Grupos de mujeres feministas ocuparon la sede de la Comisión Nacional de Derechos Humanos (CNDH) para convertirla en refugio de víctimas de la violencia

“Ya no es Derechos Humanos, ya es nuestra propiedad, no la vamos a entregar, es un okupa para las víctimas”, dice entre enojada y orgullosa Yesenia Zamudio, cuya hija fue víctima de feminicidio en 2016.

 La fachada de la Comisión Nacional de los Derechos Humanos (CNDH), donde despachaba Rosario Piedra, está graffiteada, en la entrada hay una barricada de escritorios volteados y de los balcones cuelgan lonas con rostros de víctimas.

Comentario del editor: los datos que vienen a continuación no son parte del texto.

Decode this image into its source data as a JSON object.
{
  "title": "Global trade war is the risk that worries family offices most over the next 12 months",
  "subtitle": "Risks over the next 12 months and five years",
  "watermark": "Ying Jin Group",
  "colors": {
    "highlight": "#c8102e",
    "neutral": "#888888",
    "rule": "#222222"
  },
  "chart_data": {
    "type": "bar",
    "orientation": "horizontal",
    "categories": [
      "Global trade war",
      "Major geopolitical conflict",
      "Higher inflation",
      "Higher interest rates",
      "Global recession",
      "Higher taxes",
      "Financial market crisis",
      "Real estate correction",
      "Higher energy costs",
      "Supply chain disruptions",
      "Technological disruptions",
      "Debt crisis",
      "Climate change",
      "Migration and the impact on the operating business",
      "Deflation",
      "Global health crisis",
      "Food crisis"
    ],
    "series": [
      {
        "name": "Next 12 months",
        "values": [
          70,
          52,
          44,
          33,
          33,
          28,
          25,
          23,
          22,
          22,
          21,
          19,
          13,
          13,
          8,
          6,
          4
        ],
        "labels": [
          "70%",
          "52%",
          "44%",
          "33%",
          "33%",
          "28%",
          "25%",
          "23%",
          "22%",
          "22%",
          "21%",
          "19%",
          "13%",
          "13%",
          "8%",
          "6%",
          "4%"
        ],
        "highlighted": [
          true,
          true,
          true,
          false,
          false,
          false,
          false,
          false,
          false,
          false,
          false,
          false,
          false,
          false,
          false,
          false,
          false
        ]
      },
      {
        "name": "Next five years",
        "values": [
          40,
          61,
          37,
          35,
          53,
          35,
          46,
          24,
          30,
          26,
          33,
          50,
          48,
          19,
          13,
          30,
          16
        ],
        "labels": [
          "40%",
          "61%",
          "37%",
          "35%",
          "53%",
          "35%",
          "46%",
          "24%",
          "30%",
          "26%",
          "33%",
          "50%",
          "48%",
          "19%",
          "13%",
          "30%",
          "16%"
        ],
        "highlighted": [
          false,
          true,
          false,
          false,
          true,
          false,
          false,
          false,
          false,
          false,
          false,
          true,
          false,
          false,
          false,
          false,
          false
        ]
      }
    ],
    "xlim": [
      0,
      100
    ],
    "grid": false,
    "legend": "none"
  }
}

“Aquí van a vivir madres de víctimas que tienen niños huérfanos y que no tienen a dónde ir, y que el Gobierno de la Ciudad de México y Gobierno federal le hagan como se les dé la gana; si hablaban de indemnizaciones, pues ya está, ya nos cobramos”, agrega Yesenia, según reseña del diario Reforma .

 Las feministas que desde el viernes se apoderaron de las instalaciones convirtieron el lugar en un refugio al que han ido llegando más mujeres violentadas. Karla Daniela García llegó el sábado, víctima de violencia de género por parte de su ex cónyuge y temerosa por la seguridad de su hijo de dos años y medio. Meztli Granados también se sumó a la toma, en espera de poder recuperar a su hija que le fue arrebatada por la fuerza en Morelos por su ex pareja, Alán Antonio Dorantes Gutiérrez.